Subjects
A total of 20 participants (10 women; mean age 24.68 years, SD 2.6 years, range 19–30 years; mean body mass index (BMI) 22.03 kg/m2, SD 1.66 kg/m2, range 19.77–25.07 kg/m2) took part in the experiment. All participants were previously screened by means of telephone interviews. Exclusion criteria included current smoking, recent history of smoking (< 3 years of abstinence), vegetarian/vegan diet, allergies, current use of medication except oral contraceptives, drug use within the last 2 months, alcoholism, current pregnancy/breastfeeding, any subjective or objective impairments of the sense of smell, nose surgery except childhood nasal polypectomy, and history of neurological or psychiatric disorders. Inclusion criteria were age between 18 and 36 years. After inclusion, participants provided written informed consent. The study was carried out in accordance with the Declaration of Helsinki and was approved by the Ethics Committee of the University of Leipzig.
Sample Size Estimation
A priori we determined the minimum number of participants required using a statistical power analysis with Gpower software (Faul et al. 2007). Based on data from Hummel et al. (1997), we performed the sample size estimation. They correlated odor thresholds that were assessed with the “Sniffin’ Sticks” test battery, at two different test days. The effect size in this study was r = .61, considered to be large using Cohen’s (1988) criteria. With an alpha = .05 and power = .80, the projected sample size needed with this effect size (GPower 3.1) is approximately n = 16. Thus, our proposed sample size of n = 20 will be more than adequate for the main objective of this study.
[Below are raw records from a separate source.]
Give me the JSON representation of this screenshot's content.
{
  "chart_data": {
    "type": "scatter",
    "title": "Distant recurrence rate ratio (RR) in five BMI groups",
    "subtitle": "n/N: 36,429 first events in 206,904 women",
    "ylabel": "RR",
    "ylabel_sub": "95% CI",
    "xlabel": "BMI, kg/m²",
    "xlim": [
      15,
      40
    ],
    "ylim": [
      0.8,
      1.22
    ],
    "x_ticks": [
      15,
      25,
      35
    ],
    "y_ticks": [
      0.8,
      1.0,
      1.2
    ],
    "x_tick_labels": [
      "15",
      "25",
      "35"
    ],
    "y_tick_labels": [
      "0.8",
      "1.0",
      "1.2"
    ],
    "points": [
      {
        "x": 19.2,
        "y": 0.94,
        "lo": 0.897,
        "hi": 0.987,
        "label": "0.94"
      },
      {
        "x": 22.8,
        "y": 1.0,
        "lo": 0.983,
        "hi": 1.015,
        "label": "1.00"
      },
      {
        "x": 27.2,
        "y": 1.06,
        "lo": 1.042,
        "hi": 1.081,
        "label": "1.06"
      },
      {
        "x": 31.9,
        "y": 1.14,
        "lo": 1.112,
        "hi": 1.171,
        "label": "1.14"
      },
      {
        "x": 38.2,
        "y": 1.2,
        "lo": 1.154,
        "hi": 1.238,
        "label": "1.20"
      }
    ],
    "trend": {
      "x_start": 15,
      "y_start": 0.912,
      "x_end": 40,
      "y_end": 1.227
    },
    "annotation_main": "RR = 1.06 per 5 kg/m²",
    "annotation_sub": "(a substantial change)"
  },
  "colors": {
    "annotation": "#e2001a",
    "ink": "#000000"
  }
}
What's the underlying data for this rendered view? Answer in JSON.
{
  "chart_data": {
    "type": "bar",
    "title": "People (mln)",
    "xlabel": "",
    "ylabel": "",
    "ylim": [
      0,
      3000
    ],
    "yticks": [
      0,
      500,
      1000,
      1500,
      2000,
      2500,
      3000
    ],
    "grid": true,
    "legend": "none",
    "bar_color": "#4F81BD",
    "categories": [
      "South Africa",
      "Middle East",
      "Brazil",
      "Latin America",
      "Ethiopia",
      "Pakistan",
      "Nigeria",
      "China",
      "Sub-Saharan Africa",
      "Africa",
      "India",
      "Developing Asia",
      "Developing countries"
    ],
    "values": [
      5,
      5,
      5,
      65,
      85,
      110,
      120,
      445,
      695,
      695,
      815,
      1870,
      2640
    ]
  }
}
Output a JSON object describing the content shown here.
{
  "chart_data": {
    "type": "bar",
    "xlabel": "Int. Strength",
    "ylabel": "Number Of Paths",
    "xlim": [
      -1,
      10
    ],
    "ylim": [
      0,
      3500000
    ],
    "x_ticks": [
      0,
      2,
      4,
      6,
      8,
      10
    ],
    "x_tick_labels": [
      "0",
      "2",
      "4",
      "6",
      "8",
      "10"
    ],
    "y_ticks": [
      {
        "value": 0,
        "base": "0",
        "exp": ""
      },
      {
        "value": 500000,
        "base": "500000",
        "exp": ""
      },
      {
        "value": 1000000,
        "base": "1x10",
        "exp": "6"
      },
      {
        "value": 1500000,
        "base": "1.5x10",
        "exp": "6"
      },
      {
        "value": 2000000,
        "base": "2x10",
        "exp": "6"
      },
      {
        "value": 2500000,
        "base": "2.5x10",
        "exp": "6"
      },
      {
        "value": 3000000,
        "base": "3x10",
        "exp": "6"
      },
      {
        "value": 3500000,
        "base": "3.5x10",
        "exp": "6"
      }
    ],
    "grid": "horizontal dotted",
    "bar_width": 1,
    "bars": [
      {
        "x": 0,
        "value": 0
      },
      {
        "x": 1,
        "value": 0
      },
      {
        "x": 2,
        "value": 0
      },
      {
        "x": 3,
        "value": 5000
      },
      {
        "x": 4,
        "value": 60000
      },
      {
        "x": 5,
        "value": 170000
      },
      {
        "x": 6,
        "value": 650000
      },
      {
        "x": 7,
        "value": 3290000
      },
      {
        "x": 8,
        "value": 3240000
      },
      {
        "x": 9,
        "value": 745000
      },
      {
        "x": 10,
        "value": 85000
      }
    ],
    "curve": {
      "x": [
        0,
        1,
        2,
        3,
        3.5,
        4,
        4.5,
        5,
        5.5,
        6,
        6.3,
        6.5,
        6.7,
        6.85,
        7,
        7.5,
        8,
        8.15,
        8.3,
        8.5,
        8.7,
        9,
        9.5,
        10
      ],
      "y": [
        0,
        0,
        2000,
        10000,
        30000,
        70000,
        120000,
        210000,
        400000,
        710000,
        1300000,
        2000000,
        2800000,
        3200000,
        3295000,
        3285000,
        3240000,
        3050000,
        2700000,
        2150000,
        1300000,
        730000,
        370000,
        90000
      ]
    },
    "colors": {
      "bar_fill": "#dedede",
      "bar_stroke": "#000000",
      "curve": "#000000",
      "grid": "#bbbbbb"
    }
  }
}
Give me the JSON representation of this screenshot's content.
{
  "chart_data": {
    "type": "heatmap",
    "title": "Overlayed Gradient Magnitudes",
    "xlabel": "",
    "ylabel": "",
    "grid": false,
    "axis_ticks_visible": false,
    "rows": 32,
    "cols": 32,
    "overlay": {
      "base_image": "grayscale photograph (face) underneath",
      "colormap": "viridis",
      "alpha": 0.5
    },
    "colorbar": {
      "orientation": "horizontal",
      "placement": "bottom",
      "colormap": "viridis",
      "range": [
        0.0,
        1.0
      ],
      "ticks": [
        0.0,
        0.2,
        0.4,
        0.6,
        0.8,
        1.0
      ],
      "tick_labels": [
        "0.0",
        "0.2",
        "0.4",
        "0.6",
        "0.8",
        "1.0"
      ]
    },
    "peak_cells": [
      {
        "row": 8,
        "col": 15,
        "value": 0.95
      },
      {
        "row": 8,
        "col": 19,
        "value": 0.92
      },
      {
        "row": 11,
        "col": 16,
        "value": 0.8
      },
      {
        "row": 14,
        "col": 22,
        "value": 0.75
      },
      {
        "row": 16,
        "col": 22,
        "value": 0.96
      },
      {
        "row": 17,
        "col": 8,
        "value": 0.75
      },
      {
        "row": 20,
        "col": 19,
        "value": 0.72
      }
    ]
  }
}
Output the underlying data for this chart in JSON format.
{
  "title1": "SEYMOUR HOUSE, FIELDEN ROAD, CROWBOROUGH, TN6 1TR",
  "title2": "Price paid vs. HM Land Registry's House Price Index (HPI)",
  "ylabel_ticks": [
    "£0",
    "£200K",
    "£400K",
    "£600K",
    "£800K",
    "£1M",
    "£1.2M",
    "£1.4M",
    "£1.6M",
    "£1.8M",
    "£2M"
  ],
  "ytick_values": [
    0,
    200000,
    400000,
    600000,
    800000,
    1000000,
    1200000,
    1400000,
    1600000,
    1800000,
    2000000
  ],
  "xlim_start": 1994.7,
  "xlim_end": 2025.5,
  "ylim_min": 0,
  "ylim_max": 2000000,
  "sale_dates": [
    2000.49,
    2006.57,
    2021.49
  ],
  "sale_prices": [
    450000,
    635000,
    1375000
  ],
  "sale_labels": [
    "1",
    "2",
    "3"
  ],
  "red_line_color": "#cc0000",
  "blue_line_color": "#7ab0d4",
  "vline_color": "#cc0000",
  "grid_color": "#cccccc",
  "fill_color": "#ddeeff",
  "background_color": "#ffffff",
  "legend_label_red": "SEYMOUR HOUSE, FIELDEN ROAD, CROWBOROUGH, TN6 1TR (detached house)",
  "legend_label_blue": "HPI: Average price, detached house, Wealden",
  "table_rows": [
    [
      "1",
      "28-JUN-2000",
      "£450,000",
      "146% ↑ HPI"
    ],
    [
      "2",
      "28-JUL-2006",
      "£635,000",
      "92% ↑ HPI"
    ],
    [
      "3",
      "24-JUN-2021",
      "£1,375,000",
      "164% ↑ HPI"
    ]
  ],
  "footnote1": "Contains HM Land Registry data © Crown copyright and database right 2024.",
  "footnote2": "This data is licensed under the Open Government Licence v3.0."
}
Study Design and Procedure
The investigation involved ODT testing on two test days in a repeated measures within-subject design. Participants were instructed to refrain from eating and drinking except for water 2 h prior to testing. In the first session, all participants were screened for olfactory function using the short form of the olfactory identification test included in the “Sniffin’ Sticks” test battery (Mueller and Renner 2006). On both test days, olfactory testing was conducted using the single staircase procedure (SSP) as described by Hummel et al. (1997) and the brief ascending procedure (BAP), in a pseudo-randomized order. The interval between test days was approximately 1 week (mean 8.45 days, SD 4.37 days, interval 7–20 days). ODT tests were conducted successively with a short break of approximately 10 min. After conducting both ODT tests, participants rated intensity (0 = very weak, 10 = very strong), pleasantness (− 5 = unpleasant, + 5 = pleasant), and familiarity (0 = unfamiliar, 10 = familiar) of the odor from the pen containing the highest concentration of n-butanol on a visual analog scale (Aitken 1969).
Materials
All odorants were presented in commercially available felt-tip pens (“Sniffin’ Sticks”; Burghart Instruments, Wedel, Germany). For the screening of olfactory function, we used the short form of the olfactory identification test from the “Sniffin’ Sticks” test battery (Mueller and Renner 2006). In a multiple-choice task, participants must identify the correct smell from a card with four descriptors per odorant. In total, five odorants were presented; the test confirms the presence of normosmia (≥ 4 correct answers) or hyposmia (< 4).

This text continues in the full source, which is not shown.